2015-11-06 19:09:52 [MgmtSrvr] INFO -- Node 1: BackupRecord 0: BackupId: 405 MasterRef: 6f70001 ClientRef: 0
2015-11-06 19:09:52 [MgmtSrvr] INFO -- Node 1: State: 5
2015-11-06 19:09:52 [MgmtSrvr] INFO -- Node 1: file 0: type: 3 flags: H'21
2015-11-06 19:09:52 [MgmtSrvr] INFO -- Node 1: Backup - dump pool sizes
2015-11-06 19:09:52 [MgmtSrvr] INFO -- Node 1: BackupPool: 2 BackupFilePool: 4 TablePool: 20321
2015-11-06 19:09:52 [MgmtSrvr] INFO -- Node 1: AttrPool: 2 TriggerPool: 4 FragmentPool: 20321
2015-11-06 19:09:52 [MgmtSrvr] INFO -- Node 1: PagePool: 1571
2015-11-06 19:09:52 [MgmtSrvr] INFO -- Node 1: == LQH LCP STATE ==
2015-11-06 19:09:52 [MgmtSrvr] INFO -- Node 1: clcpCompletedState=1, c_lcpId=405, cnoOfFragsCheckpointed=1824
2015-11-06 19:09:52 [MgmtSrvr] INFO -- Node 1: lcpState=3 lastFragmentFlag=0
2015-11-06 19:09:52 [MgmtSrvr] INFO -- Node 1: currentFragment.fragPtrI=21833
2015-11-06 19:09:52 [MgmtSrvr] INFO -- Node 1: currentFragment.lcpFragOrd.tableId=1628
2015-11-06 19:09:52 [MgmtSrvr] INFO -- Node 1: reportEmpty=0
2015-11-06 19:09:52 [MgmtSrvr] INFO -- Node 1: m_EMPTY_LCP_REQ=0000000000000000
2015-11-06 19:09:52 [MgmtSrvr] WARNING -- Node 1: LCP Frag watchdog : No progress on table 1626, frag 22 for 40 s. 15 bytes remaining.
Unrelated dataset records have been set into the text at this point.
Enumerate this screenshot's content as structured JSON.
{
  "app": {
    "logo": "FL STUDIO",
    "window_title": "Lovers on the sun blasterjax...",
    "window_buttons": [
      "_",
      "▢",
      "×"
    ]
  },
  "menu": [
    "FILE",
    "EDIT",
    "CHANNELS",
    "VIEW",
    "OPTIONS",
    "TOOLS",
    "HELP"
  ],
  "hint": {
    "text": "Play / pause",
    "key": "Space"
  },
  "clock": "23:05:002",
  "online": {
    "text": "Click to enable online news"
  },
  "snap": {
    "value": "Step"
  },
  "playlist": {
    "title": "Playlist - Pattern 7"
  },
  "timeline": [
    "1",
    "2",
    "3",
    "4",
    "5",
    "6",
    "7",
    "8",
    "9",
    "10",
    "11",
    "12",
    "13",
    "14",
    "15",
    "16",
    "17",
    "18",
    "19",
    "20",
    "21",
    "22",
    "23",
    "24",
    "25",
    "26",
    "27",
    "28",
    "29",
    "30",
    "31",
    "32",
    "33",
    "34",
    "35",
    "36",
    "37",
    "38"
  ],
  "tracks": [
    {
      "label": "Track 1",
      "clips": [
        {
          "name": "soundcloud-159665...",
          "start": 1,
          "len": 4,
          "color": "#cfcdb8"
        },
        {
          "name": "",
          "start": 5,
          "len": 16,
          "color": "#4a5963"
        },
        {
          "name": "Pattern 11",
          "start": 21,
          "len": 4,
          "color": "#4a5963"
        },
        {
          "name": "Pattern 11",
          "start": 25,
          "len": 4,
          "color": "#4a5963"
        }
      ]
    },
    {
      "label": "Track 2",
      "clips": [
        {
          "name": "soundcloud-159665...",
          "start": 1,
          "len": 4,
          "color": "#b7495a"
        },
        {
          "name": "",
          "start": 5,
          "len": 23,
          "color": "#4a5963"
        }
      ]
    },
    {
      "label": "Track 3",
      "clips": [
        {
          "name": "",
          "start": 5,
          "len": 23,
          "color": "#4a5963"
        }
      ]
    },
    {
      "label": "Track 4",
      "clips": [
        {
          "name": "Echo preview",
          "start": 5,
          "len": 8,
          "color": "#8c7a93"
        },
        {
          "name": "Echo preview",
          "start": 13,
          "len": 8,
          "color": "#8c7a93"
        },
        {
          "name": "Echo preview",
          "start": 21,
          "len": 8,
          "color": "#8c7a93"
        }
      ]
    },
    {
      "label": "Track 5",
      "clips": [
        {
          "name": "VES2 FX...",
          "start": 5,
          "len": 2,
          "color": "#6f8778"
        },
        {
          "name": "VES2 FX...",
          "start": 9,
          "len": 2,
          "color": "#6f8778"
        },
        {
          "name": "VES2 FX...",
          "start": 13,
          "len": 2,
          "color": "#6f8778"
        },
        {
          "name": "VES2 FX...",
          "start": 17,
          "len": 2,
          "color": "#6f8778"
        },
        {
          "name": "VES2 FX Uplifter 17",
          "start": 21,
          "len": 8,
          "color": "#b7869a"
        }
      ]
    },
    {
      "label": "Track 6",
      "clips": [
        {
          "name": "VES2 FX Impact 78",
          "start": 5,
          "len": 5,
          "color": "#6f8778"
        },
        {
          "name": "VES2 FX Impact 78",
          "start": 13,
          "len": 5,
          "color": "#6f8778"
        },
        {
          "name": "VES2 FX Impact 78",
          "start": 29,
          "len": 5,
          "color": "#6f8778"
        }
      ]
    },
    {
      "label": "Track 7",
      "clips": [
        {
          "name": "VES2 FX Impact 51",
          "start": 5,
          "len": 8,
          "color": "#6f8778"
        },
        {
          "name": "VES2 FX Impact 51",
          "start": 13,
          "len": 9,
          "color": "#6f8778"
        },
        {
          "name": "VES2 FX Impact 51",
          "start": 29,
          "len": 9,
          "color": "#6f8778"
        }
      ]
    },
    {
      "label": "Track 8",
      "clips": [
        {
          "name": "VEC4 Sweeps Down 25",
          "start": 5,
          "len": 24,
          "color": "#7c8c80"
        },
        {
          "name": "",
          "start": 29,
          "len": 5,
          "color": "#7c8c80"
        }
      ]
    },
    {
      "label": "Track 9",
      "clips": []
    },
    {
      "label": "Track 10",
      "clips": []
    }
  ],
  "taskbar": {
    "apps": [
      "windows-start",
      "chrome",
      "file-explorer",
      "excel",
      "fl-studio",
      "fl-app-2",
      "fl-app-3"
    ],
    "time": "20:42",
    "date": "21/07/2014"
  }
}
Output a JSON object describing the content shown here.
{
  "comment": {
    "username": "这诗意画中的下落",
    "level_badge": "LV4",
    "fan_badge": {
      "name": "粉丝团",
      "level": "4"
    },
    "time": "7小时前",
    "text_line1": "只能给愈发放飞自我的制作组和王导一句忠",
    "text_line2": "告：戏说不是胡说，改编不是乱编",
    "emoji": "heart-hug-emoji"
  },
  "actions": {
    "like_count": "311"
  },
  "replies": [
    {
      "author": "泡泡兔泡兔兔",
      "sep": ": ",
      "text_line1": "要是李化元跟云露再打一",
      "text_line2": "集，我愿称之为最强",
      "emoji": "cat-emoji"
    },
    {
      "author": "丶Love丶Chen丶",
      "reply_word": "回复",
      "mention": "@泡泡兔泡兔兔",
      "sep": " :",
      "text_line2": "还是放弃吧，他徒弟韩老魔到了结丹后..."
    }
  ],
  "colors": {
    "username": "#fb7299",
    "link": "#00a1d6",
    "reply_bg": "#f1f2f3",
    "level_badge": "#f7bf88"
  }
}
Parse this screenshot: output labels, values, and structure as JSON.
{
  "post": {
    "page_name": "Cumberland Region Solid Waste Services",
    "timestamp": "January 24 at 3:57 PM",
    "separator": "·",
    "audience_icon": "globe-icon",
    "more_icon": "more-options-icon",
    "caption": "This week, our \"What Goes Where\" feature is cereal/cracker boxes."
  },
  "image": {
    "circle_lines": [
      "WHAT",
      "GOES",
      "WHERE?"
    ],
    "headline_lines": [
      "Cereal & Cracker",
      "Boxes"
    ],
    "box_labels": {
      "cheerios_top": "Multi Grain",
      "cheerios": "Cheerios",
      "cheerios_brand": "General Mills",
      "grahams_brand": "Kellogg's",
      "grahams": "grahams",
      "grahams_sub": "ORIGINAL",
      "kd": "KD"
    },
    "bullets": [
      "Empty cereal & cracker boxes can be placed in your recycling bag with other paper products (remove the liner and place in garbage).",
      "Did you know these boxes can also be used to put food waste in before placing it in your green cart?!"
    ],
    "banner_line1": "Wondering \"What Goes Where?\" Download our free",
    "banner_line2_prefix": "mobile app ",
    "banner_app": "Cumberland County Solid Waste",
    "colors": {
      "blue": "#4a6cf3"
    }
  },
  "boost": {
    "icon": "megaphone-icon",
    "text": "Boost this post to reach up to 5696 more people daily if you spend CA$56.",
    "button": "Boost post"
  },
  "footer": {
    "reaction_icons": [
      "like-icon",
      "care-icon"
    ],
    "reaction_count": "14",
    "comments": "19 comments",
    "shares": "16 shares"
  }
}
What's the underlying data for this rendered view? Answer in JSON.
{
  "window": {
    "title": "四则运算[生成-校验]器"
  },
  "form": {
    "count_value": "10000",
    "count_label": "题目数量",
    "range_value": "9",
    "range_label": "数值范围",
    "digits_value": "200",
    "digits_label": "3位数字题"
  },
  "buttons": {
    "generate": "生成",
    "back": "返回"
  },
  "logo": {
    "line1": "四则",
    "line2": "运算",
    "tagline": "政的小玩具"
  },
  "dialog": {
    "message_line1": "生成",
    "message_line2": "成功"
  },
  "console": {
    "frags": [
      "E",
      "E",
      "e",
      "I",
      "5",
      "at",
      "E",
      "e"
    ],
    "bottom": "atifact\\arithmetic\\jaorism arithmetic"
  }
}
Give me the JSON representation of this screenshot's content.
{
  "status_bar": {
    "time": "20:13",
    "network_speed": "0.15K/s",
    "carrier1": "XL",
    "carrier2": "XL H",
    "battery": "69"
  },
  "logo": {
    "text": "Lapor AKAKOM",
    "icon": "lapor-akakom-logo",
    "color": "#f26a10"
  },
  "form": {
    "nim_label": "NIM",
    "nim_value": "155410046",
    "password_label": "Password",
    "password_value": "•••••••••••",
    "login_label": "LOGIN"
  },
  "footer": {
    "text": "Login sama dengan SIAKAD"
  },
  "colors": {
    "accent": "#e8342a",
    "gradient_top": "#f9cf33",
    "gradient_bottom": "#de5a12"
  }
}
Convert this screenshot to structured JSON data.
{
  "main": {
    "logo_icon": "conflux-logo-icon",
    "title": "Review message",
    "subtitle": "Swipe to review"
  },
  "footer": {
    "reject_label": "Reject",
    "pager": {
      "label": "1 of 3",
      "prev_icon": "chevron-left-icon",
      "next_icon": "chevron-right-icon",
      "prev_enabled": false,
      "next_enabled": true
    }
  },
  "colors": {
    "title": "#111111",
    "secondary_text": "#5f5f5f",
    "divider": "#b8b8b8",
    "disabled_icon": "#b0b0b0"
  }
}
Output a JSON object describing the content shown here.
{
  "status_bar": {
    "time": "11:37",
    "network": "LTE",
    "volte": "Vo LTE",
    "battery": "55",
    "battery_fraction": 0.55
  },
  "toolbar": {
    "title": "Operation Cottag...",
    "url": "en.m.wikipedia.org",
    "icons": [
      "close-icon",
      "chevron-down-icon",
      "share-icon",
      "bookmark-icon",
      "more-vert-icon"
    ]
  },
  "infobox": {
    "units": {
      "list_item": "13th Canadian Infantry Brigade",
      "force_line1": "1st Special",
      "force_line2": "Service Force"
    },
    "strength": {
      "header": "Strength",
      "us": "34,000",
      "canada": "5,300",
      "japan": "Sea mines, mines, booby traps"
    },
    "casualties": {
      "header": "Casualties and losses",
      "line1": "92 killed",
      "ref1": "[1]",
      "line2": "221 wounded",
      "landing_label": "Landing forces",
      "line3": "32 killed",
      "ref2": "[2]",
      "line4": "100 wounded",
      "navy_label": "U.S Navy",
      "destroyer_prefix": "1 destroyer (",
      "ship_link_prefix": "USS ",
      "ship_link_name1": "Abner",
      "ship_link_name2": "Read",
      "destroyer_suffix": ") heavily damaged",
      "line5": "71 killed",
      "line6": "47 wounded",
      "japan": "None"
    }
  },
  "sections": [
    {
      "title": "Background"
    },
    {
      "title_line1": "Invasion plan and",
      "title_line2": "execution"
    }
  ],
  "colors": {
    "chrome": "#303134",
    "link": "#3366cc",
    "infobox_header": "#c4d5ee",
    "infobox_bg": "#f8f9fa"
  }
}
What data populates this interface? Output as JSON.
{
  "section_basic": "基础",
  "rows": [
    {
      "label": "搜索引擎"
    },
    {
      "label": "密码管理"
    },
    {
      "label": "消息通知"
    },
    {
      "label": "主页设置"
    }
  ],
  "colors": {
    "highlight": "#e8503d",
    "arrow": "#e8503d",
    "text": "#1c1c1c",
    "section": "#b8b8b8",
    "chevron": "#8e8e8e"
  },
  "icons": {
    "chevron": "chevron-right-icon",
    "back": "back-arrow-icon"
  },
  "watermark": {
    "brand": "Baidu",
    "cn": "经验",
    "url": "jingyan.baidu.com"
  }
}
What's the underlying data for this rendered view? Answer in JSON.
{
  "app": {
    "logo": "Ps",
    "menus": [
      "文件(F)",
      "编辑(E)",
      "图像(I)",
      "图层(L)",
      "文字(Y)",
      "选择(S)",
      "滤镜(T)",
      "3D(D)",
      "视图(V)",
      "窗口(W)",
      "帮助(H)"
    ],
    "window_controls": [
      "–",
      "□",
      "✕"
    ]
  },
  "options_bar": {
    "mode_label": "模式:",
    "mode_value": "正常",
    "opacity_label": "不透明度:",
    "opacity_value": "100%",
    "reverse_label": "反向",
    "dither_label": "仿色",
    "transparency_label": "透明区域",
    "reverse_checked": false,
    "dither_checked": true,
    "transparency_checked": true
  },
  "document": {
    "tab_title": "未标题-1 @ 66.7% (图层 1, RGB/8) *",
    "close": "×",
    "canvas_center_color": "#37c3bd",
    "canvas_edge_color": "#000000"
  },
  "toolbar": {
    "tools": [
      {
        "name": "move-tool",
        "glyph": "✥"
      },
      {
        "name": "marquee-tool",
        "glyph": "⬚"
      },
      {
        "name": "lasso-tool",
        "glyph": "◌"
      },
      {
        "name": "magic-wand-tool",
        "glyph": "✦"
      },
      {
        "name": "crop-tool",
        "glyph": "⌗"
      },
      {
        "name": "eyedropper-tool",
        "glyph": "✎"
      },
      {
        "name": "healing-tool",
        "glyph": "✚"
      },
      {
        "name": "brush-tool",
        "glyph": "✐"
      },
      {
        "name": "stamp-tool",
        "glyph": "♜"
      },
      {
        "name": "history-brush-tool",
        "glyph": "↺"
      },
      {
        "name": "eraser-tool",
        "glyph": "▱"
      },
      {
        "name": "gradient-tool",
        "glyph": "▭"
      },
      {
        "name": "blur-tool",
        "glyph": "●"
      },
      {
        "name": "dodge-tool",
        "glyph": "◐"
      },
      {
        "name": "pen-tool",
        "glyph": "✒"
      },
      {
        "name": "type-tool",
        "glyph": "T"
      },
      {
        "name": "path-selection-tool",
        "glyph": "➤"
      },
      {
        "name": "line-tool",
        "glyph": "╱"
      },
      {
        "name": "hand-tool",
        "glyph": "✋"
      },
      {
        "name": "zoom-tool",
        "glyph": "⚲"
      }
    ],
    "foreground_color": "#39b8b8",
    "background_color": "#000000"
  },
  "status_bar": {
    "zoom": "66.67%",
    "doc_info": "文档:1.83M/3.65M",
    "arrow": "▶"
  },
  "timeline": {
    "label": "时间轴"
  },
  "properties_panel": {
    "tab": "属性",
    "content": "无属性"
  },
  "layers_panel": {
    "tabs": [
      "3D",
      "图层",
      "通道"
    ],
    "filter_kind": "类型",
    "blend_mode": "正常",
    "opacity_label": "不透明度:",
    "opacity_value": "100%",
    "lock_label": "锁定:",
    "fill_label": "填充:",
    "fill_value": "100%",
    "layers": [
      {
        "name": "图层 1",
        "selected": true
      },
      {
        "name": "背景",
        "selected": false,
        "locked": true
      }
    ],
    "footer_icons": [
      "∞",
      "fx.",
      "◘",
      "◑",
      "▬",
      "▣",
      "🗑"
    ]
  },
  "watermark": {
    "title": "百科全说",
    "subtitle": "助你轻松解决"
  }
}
This node was restarted 2 days later on the Monday, another shut down in the same way on Tuesday:
Time: Tuesday 10 November 2015 - 06:15:40
Status: Temporary error, restart node
Message: LCP fragment scan watchdog detected a problem. Please report a bug. (Internal error, programming error or missing error message, please report a bug)
Error: 7200
Error data: Please report this as a bug. Provide as much info as possible, expecially all the ndb_*_out.log files, Thanks. Shutting down node due to lack of LCP fragment scan progress
Error object: DBLQH (Line: 25390) 0x00000002
Program: ndbmtd
Then node3 shut down with the same error.
We dropped some of the databases, and it has not happened since.
How to repeat:
create multiple copies (between 50 and 60, using different names) of the same ndb database with approximately 100 tables using the mysql node.